Dr. Peter Piot, executive director of UNAIDS, headquartered in Geneva, says "this is a new world high."
The data on the 41.3 million cases of HIV/AIDS identified in the 20 years of the epidemic is released on the eve of the 12th World AIDS Conference which begins in Geneva this weekend.
Piot says, "HIV rates are slowing down, but only among nations using proven prevention strategies."
He says those countries include the United States and most industrialized countries as well as a handful of developing countries such as Uganda, Thailand and Senegal.
Piot says, "In the rest of the world, AIDS is increasing. In 27 countries the rate of HIV infection doubled from 1994 to 1997."
Since the beginning of the epidemic in the late 1970s, 41.3 million people around the world have been infected with HIV, the virus that causes AIDS. Of that number 11.7 million have died of AIDS; 30.6 million people are living with HIV infection although UNAIDS estimates that only just 10 percent realize they carry the virus.

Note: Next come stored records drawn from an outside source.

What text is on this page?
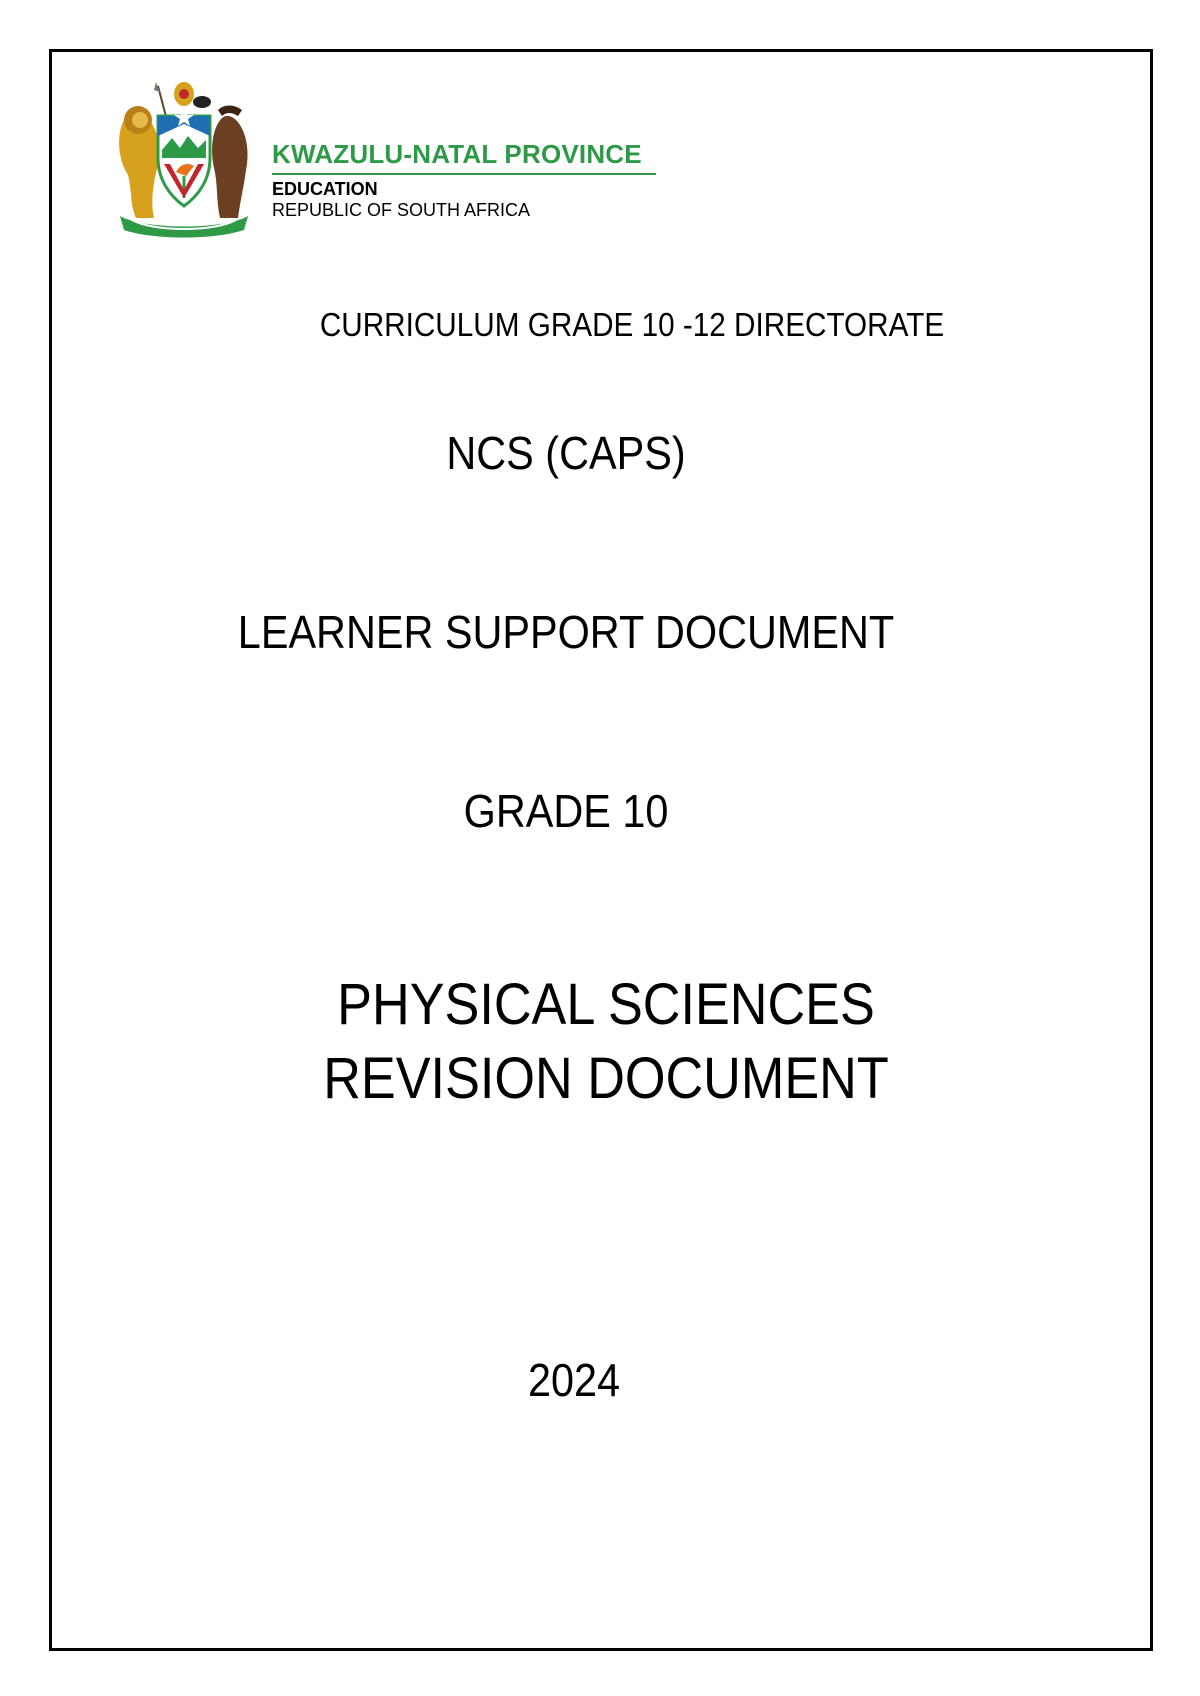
KWAZULU-NATAL PROVINCE
EDUCATION
REPUBLIC OF SOUTH AFRICA
CURRICULUM GRADE 10 -12 DIRECTORATE
NCS (CAPS)
LEARNER SUPPORT DOCUMENT
GRADE 10
PHYSICAL SCIENCES
REVISION DOCUMENT
2024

Piot says the country-by-country listing shows how the epidemic has especially impacted Africa where the epidemic began:
_Three million people are infected in South Africa.
_In 13 countries in sub-Saharan Africa, at least 10 percent of adults are infected.
_A total of 21 million people south of the Sahara are infected.
_In many major cities in sub-Saharan Africa, 35 percent of adults are infected.
_Strong prevention programs in Uganda slashed prevalence rates of HIV from 13 percent in 1994 to 9.5 percent in 1997 _ about a 25 percent decline. Piot says that despite attempts to combat AIDS around the world, there are still major gaps between industrialized and developing worlds, particularly in disease transmission rates; access to medication; knowledge of the disease; and prevention strategies.